Lil Troy (actual name Troy Birklett), a platinum-selling rapper, got the fear of his life on Monday when his 18-wheeler burst into flames while travelling along Interstate 10 in Houston (December 6). On his way back from Arkansas, the 55-year-old rap veteran observed smoke billowing from the hood.
Troy tried to get his rig to the side of the road as soon as he could, concerned for the safety of people around him, but the fire was swiftly spreading. Despite his best efforts, he was compelled to forsake those intentions in order to preserve his own life.
As Troy explained in a recent interview, “I was on freeway about 10, 15 minutes. I started seeing smoke coming up in the cab while I was driving and I’m like, ‘This is not good. No, smoke ain’t supposed to get in the cab.’ I started trying to ease my way over to the exit, so I could try to get off the freeway so nobody else get hurt or nothing like that.
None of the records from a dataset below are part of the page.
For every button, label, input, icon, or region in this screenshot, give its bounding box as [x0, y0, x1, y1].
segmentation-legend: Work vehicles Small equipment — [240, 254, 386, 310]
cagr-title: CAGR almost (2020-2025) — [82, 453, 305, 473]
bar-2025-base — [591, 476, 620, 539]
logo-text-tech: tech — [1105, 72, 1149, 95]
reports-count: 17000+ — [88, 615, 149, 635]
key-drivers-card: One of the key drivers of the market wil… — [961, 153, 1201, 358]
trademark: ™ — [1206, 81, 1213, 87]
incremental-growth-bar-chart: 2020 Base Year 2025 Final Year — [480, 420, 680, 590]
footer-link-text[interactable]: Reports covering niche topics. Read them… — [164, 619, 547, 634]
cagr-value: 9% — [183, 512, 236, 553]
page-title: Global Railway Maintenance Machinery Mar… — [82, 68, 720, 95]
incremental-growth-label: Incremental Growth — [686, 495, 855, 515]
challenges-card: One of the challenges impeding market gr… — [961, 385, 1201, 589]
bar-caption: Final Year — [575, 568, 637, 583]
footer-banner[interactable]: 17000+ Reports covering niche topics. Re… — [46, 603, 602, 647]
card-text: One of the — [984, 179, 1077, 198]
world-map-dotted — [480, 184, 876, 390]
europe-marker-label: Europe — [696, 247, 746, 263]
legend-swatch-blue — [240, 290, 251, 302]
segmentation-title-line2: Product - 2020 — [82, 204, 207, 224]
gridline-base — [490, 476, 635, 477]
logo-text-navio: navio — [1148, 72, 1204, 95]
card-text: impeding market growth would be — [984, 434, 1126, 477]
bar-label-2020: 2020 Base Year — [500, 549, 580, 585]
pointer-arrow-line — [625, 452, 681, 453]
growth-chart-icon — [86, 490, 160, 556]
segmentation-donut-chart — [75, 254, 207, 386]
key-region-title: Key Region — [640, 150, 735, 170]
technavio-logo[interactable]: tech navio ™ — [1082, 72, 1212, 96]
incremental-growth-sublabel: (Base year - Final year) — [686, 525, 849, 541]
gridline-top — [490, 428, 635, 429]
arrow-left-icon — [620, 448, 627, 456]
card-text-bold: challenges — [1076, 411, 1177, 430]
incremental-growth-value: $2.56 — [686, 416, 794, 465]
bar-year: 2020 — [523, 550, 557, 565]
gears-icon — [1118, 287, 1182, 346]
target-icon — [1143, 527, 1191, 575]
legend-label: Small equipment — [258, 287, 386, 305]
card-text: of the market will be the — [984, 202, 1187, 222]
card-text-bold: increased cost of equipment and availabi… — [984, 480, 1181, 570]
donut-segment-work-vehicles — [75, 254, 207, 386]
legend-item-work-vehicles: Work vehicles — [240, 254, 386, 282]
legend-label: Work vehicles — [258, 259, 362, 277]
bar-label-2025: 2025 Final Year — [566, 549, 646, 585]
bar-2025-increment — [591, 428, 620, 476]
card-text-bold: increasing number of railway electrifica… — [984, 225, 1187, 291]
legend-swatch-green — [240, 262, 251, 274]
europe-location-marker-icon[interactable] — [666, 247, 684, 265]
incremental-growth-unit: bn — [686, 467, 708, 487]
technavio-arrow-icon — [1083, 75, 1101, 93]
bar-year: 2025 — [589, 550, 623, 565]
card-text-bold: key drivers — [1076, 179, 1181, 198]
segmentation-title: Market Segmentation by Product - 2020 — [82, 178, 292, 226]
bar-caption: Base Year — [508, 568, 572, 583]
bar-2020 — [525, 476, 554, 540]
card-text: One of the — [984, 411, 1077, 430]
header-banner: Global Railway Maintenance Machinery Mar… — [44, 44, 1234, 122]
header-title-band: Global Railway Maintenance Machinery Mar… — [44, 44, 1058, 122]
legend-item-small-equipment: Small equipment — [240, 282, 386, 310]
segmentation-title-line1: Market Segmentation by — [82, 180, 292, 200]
And the closer I get to the exit while trying to get off, I started seeing smoke out the hood coming up and flames started coming up by the hood. And I finally got the truck to stop. I jumped out, grabbed the fire extinguisher to tried to put it out. That wouldn’t work, so I just backed up from it and just let it go.”
While seeing the horrific situation develop, Lil Troy reflected on his family and how much time he had left.
“I was trying to find a way to get off the freeway first and not hit another car or no car hit me and thinking about my family,” he says. “Thinking about, this is not the way I’m supposed to go out like, ‘No, God got a better plan for me. I know this is ain’t it. Stay calm, stay cool.’ I had to get out the situation.”
Lil Troy not only survived, but he also defied the “Wanna Be A Baller” curse. The song, which featured Fat Pat, Lil’ Will, Big T, H.A.W.K., and Yungstar and was released in 1999, reached No. 70 on the Billboard Hot 100, making it Troy’s biggest success to date. However, practically everyone who featured on it died.
H.A.W.K. (who had replaced Fat Pat in the “Wanna Be A Baller” video) was shot and died eight years later, just months before the song was released. Troy’s cousin, Lil’ Will, died in a vehicle accident in 2016, while Big T, who wrote the song’s hook, died of a suspected heart attack in 2018.
Lil Troy couldn’t help but worry whether the oncoming flames on the road was an assassination attempt linked to the song’s curse. In fact, he likened it to Jeffrey Reddick’s Final Destination film franchise from the 2000s, in which the characters are all slain by death.
“I’ve been saying it’s cursed for a long time,” he says. “It’s like that movie Final Destination when everyone starts dying right after each other. I started thinking about that when everybody started passing. And I’m like, ‘I know I’m not next.’ Everybody that got on that song or did something together, they start dying one by one after each other. I said, ‘Oh no, it’s not my time to go yet. No, no.’ Everybody on that song, they done passed.”
Fat Pat and H.A.W.K.’s deaths were particularly impactful because they’d known each other since they were teenagers. “That was hurt feelings,” Troy remembers. “‘Cause I grew up with Hawk and Fat Pat, so I knew them personally. I took it a little harder than everybody who just knew their music. You know what I’m saying? So it went back further than that.”
About ten firefighters and three fire engines arrived on the site and quickly began to work, although the fire took “a while” to put out. However, after they had, Lil Troy was able to take a step back and meditate on what had just occurred.
“It taught me to stay calm,” he says. “God has a better plan for me. This was not my time. I’m going to go buy another truck. I’m going to continue to do what I’m doing ’cause he blessed me to get my CDL, blessed me to get the trucks and get my own authority. So this is my next journey in life right now.”
Since 2006, Lil Troy hasn’t released an album. Music has taken a backseat in Lil Troy’s life at this moment, and he’s happy with that.
“I left that alone,” he says. “I left that behind. The music business had changed a lot and I done ran my course. You know what I’m saying? I had some success with going platinum and stuff and a big hit. So I was like, I don’t mind fading away. I got up in age at the same time. The new young generation wasn’t really liking the stuff, so I backed away from it.”